We are not witnessing a Sunni-Shia religious war…it might turn into a unresolvable, intractable sectarian conflict though, if we keep treating it as if it is one.

Therefore it is not the theological discussions or disagreements that have led to the violence in Middle Eastern countries. It is not these things that have led to tensions and hatred among some in our communities. It is the media coverage that treats the conflicts in the Middle East like they are some kind of sectarian Sunni-Shia conflicts. Like journalist Mehdi Hassan has pointed out: “a lot of this Sunni-Shia conflict-narrative is just a product of lazy, simplistic, cliched journalism” and “the Middle East, a complicated place, and yes, violence there has much more to do with power grabs, identity politics, tribal splits, economic grievances and foreign military interventions than theological differences. We are not witnessing a Sunni-Shia religious war…it might turn into a unresolvable, intractable sectarian conflict though, if we keep treating it as if it is one.” The conflicts that we see in the media today are more related to geopolitics, while the media treat these new tensions as a sectarian conflict.

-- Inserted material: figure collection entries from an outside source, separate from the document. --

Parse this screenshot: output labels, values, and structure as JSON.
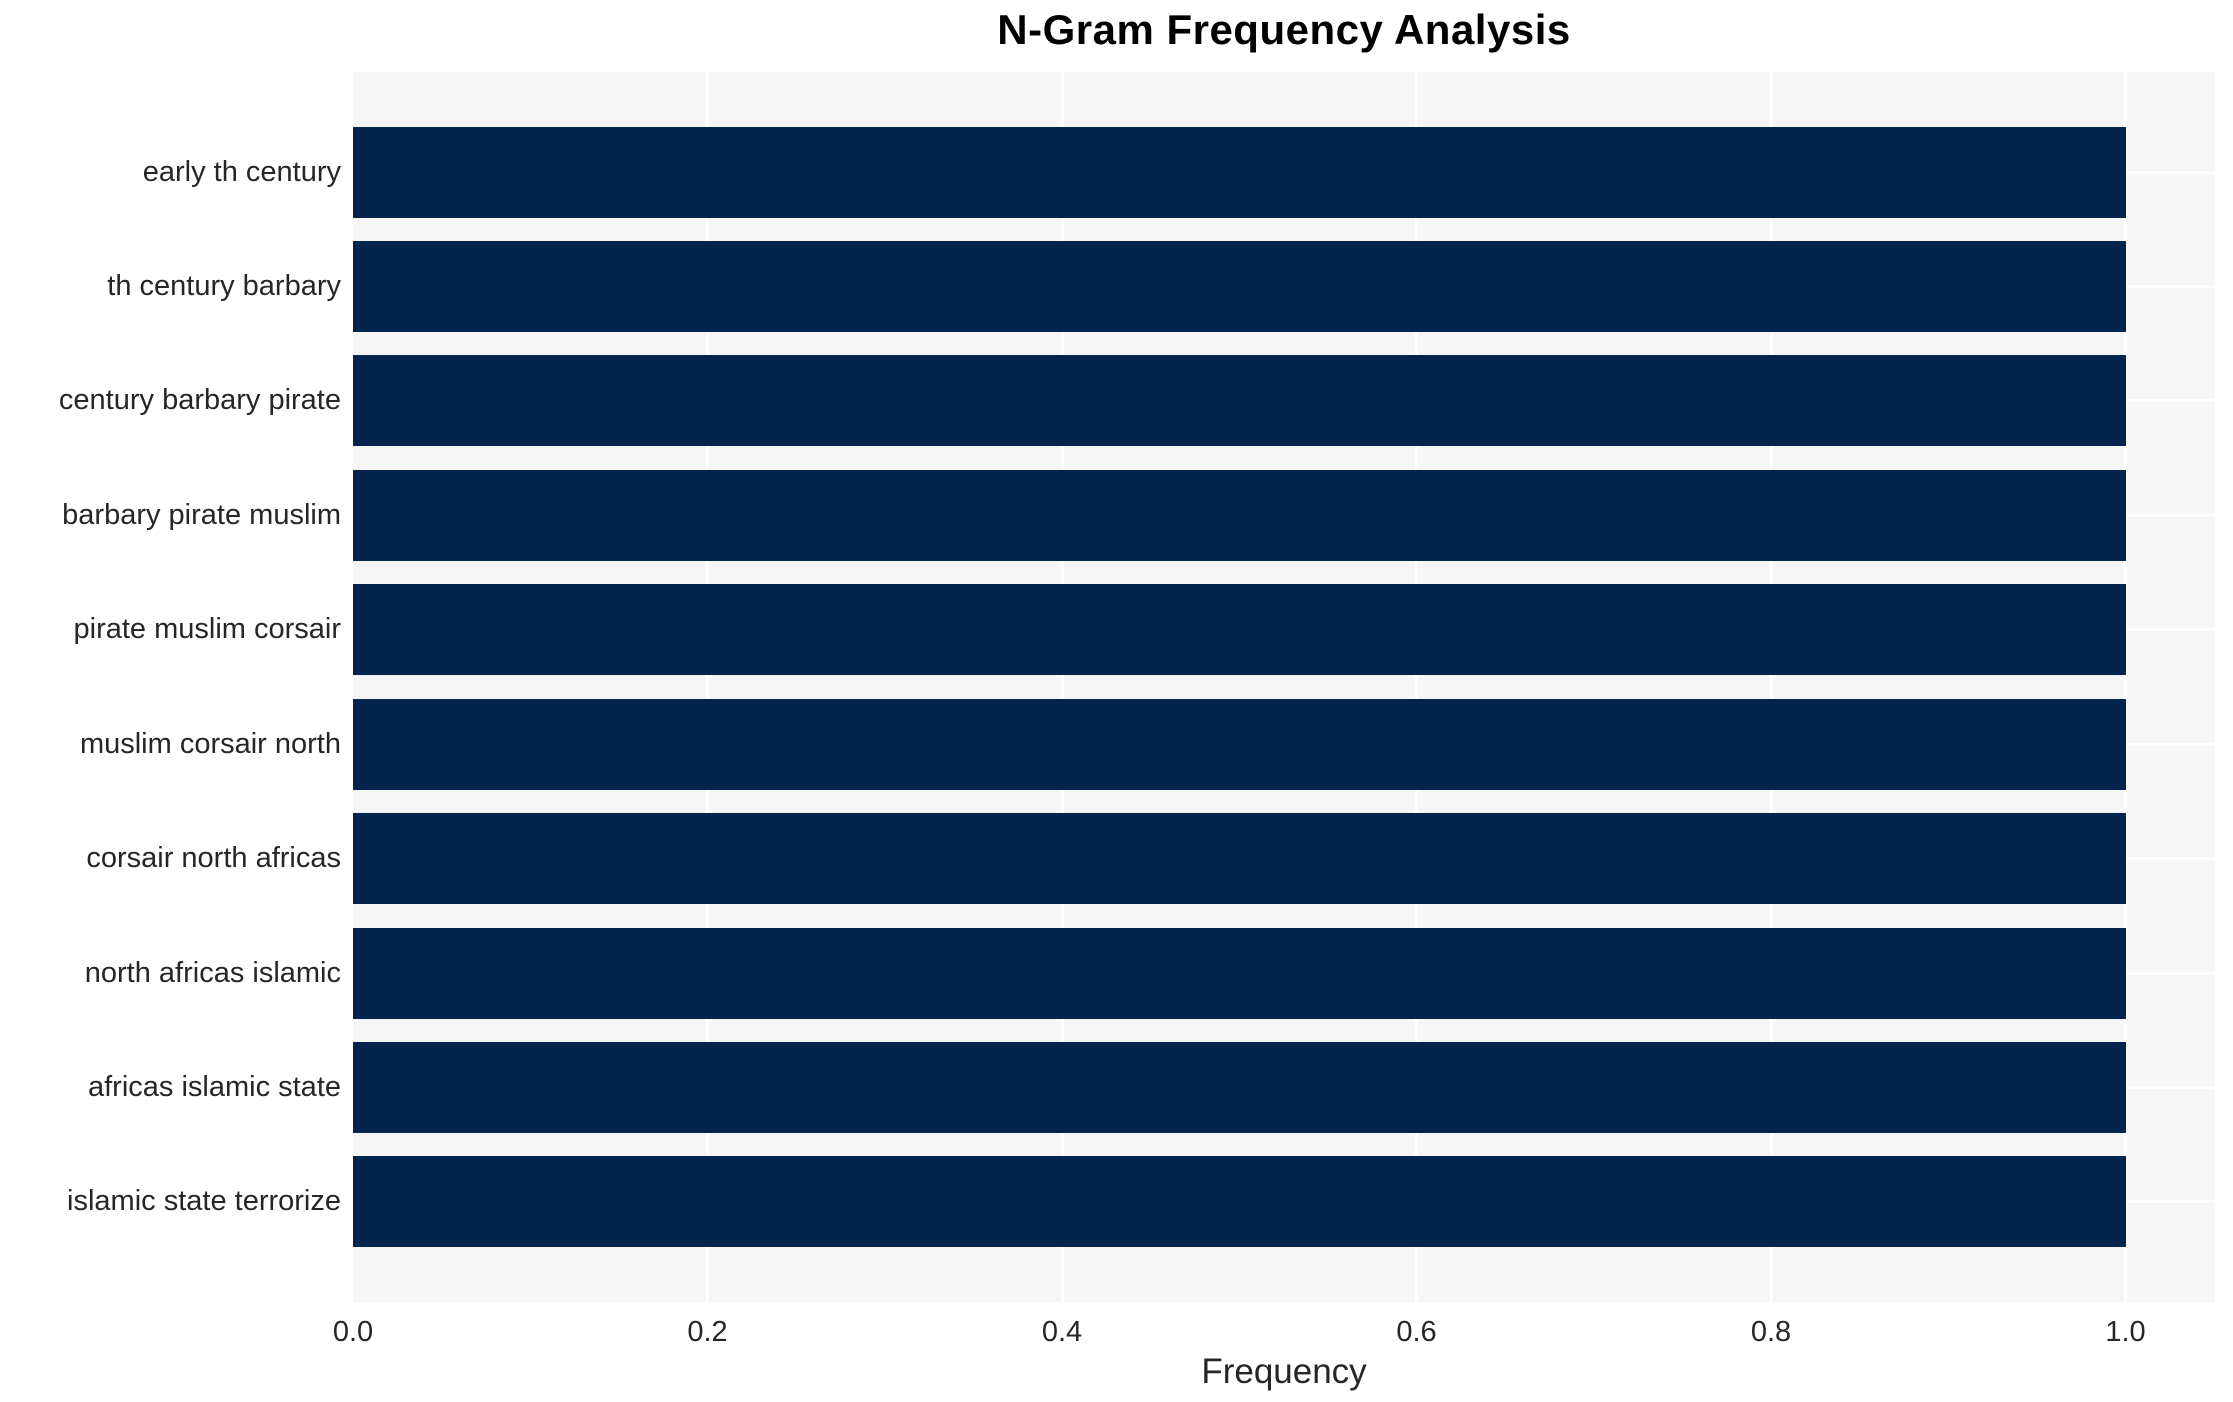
{
  "title": "N-Gram Frequency Analysis",
  "chart_data": {
    "type": "bar",
    "orientation": "horizontal",
    "title": "N-Gram Frequency Analysis",
    "categories": [
      "early th century",
      "th century barbary",
      "century barbary pirate",
      "barbary pirate muslim",
      "pirate muslim corsair",
      "muslim corsair north",
      "corsair north africas",
      "north africas islamic",
      "africas islamic state",
      "islamic state terrorize"
    ],
    "values": [
      1.0,
      1.0,
      1.0,
      1.0,
      1.0,
      1.0,
      1.0,
      1.0,
      1.0,
      1.0
    ],
    "xlabel": "Frequency",
    "ylabel": "",
    "xlim": [
      0.0,
      1.05
    ],
    "x_ticks": [
      0.0,
      0.2,
      0.4,
      0.6,
      0.8,
      1.0
    ],
    "x_tick_labels": [
      "0.0",
      "0.2",
      "0.4",
      "0.6",
      "0.8",
      "1.0"
    ],
    "grid": true,
    "legend": "none",
    "colors": {
      "bar": "#03244d",
      "plot_background": "#f6f6f7",
      "gridline": "#ffffff",
      "tick_text": "#262626",
      "title_text": "#000000"
    }
  }
}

Not only the narrative of these conflicts is plainly wrong, but also the description of the beliefs of Shia Muslims is not correct: Shia apparently are people who curse at Sahabah’s – Companions of the Prophet –, and wives of the Prophet Muhammad, hit themselves with sharp swords over the killings of the family of the prophet and have multiple other Gods they worship. This and other narratives online are the ones that spread huge misconceptions about Shia Muslims, while in reality, we consider Allah to be the only God and his prophet to be the last of the lineage of prophets. You will also not see mainstream Shia conduct the mentioned acts above since they are condemned and prohibited by the majority of the prominent Shia scholars like Ayatollah Sistani, Ayatollah Khoei, Ayatollah Muhsin al-Amuli and Ayatollah Khamenei. For example, Ayatollah Khamenei said that “insulting figures and symbols celebrated by Sunni brethren, including the wife of the Prophet of Islam [Aisha] is prohibited”. Shia absolutely love the Ahlulbayt, the progeny of the prophet Muhammad, who have taught them about principles of justice, balance in all aspects of life and served as examples of strong, spiritual guides for all of mankind.

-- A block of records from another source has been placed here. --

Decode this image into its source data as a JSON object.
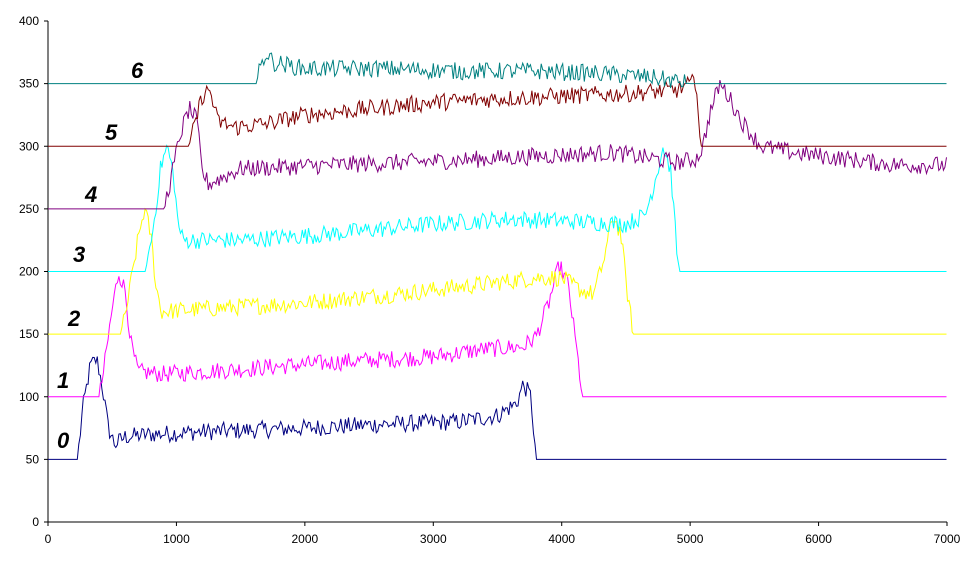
{
  "chart_data": {
    "type": "line",
    "title": "",
    "xlabel": "",
    "ylabel": "",
    "xlim": [
      0,
      7000
    ],
    "ylim": [
      0,
      400
    ],
    "x_ticks": [
      "0",
      "1000",
      "2000",
      "3000",
      "4000",
      "5000",
      "6000",
      "7000"
    ],
    "y_ticks": [
      "0",
      "50",
      "100",
      "150",
      "200",
      "250",
      "300",
      "350",
      "400"
    ],
    "grid": false,
    "legend": "none",
    "series": [
      {
        "label": "0",
        "color": "#000080",
        "baseline": 50,
        "points": [
          [
            0,
            50
          ],
          [
            230,
            50
          ],
          [
            270,
            90
          ],
          [
            330,
            125
          ],
          [
            380,
            130
          ],
          [
            420,
            110
          ],
          [
            470,
            75
          ],
          [
            520,
            62
          ],
          [
            600,
            68
          ],
          [
            800,
            70
          ],
          [
            1200,
            72
          ],
          [
            2000,
            75
          ],
          [
            2600,
            78
          ],
          [
            3200,
            80
          ],
          [
            3500,
            85
          ],
          [
            3650,
            95
          ],
          [
            3700,
            110
          ],
          [
            3760,
            100
          ],
          [
            3800,
            50
          ],
          [
            7000,
            50
          ]
        ]
      },
      {
        "label": "1",
        "color": "#ff00ff",
        "baseline": 100,
        "points": [
          [
            0,
            100
          ],
          [
            400,
            100
          ],
          [
            440,
            125
          ],
          [
            500,
            170
          ],
          [
            550,
            200
          ],
          [
            600,
            185
          ],
          [
            650,
            140
          ],
          [
            700,
            120
          ],
          [
            900,
            118
          ],
          [
            1500,
            122
          ],
          [
            2300,
            128
          ],
          [
            3000,
            132
          ],
          [
            3400,
            138
          ],
          [
            3700,
            140
          ],
          [
            3800,
            148
          ],
          [
            3900,
            175
          ],
          [
            3980,
            205
          ],
          [
            4050,
            190
          ],
          [
            4100,
            150
          ],
          [
            4150,
            110
          ],
          [
            4160,
            100
          ],
          [
            7000,
            100
          ]
        ]
      },
      {
        "label": "2",
        "color": "#ffff00",
        "baseline": 150,
        "points": [
          [
            0,
            150
          ],
          [
            570,
            150
          ],
          [
            620,
            175
          ],
          [
            700,
            225
          ],
          [
            750,
            250
          ],
          [
            800,
            230
          ],
          [
            840,
            190
          ],
          [
            880,
            168
          ],
          [
            1200,
            170
          ],
          [
            2000,
            175
          ],
          [
            2800,
            183
          ],
          [
            3400,
            190
          ],
          [
            3800,
            195
          ],
          [
            4000,
            195
          ],
          [
            4150,
            185
          ],
          [
            4250,
            182
          ],
          [
            4330,
            210
          ],
          [
            4400,
            245
          ],
          [
            4460,
            230
          ],
          [
            4520,
            175
          ],
          [
            4560,
            150
          ],
          [
            7000,
            150
          ]
        ]
      },
      {
        "label": "3",
        "color": "#00ffff",
        "baseline": 200,
        "points": [
          [
            0,
            200
          ],
          [
            760,
            200
          ],
          [
            820,
            235
          ],
          [
            880,
            285
          ],
          [
            930,
            300
          ],
          [
            980,
            275
          ],
          [
            1010,
            240
          ],
          [
            1050,
            225
          ],
          [
            1500,
            225
          ],
          [
            2200,
            230
          ],
          [
            3000,
            238
          ],
          [
            3600,
            242
          ],
          [
            4100,
            240
          ],
          [
            4500,
            238
          ],
          [
            4650,
            245
          ],
          [
            4720,
            270
          ],
          [
            4790,
            300
          ],
          [
            4850,
            280
          ],
          [
            4890,
            225
          ],
          [
            4910,
            200
          ],
          [
            7000,
            200
          ]
        ]
      },
      {
        "label": "4",
        "color": "#800080",
        "baseline": 250,
        "points": [
          [
            0,
            250
          ],
          [
            900,
            250
          ],
          [
            960,
            275
          ],
          [
            1030,
            310
          ],
          [
            1100,
            330
          ],
          [
            1160,
            320
          ],
          [
            1200,
            280
          ],
          [
            1250,
            270
          ],
          [
            1500,
            282
          ],
          [
            2200,
            285
          ],
          [
            3000,
            288
          ],
          [
            3800,
            292
          ],
          [
            4400,
            295
          ],
          [
            4900,
            287
          ],
          [
            5050,
            290
          ],
          [
            5100,
            300
          ],
          [
            5150,
            325
          ],
          [
            5230,
            350
          ],
          [
            5300,
            340
          ],
          [
            5400,
            320
          ],
          [
            5550,
            300
          ],
          [
            5800,
            295
          ],
          [
            6200,
            290
          ],
          [
            6600,
            285
          ],
          [
            7000,
            285
          ]
        ]
      },
      {
        "label": "5",
        "color": "#800000",
        "baseline": 300,
        "points": [
          [
            0,
            300
          ],
          [
            1100,
            300
          ],
          [
            1150,
            320
          ],
          [
            1200,
            340
          ],
          [
            1260,
            345
          ],
          [
            1320,
            320
          ],
          [
            1450,
            315
          ],
          [
            1700,
            318
          ],
          [
            2000,
            325
          ],
          [
            2500,
            330
          ],
          [
            3000,
            335
          ],
          [
            3500,
            338
          ],
          [
            4000,
            340
          ],
          [
            4500,
            342
          ],
          [
            4900,
            345
          ],
          [
            5050,
            352
          ],
          [
            5080,
            300
          ],
          [
            7000,
            300
          ]
        ]
      },
      {
        "label": "6",
        "color": "#008080",
        "baseline": 350,
        "points": [
          [
            0,
            350
          ],
          [
            1620,
            350
          ],
          [
            1660,
            365
          ],
          [
            1700,
            375
          ],
          [
            1750,
            367
          ],
          [
            2000,
            362
          ],
          [
            2600,
            362
          ],
          [
            3200,
            360
          ],
          [
            3800,
            360
          ],
          [
            4300,
            358
          ],
          [
            4700,
            355
          ],
          [
            5000,
            350
          ],
          [
            7000,
            350
          ]
        ]
      }
    ],
    "series_labels": [
      "0",
      "1",
      "2",
      "3",
      "4",
      "5",
      "6"
    ]
  }
}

Fortunately, there are also many who are aware of this and therefore, show us the important attitude that we must adapt in a time when we need to be an example to other communities more than ever. We need to be a community where we approach each other with an open attitude and questions out of curiosity. Where we talk with multiple scholars and people for a complete overview of what we all believe in. Where we visit each other’s religious gatherings and mosques and take a stance against prejudice and media reports that divide us. I believe that especially now, in a time where all Muslims face the same challenges as a minority, we should avoid the challenges of discrimination and division among ourselves and create an atmosphere of mutual respect and understanding of our views.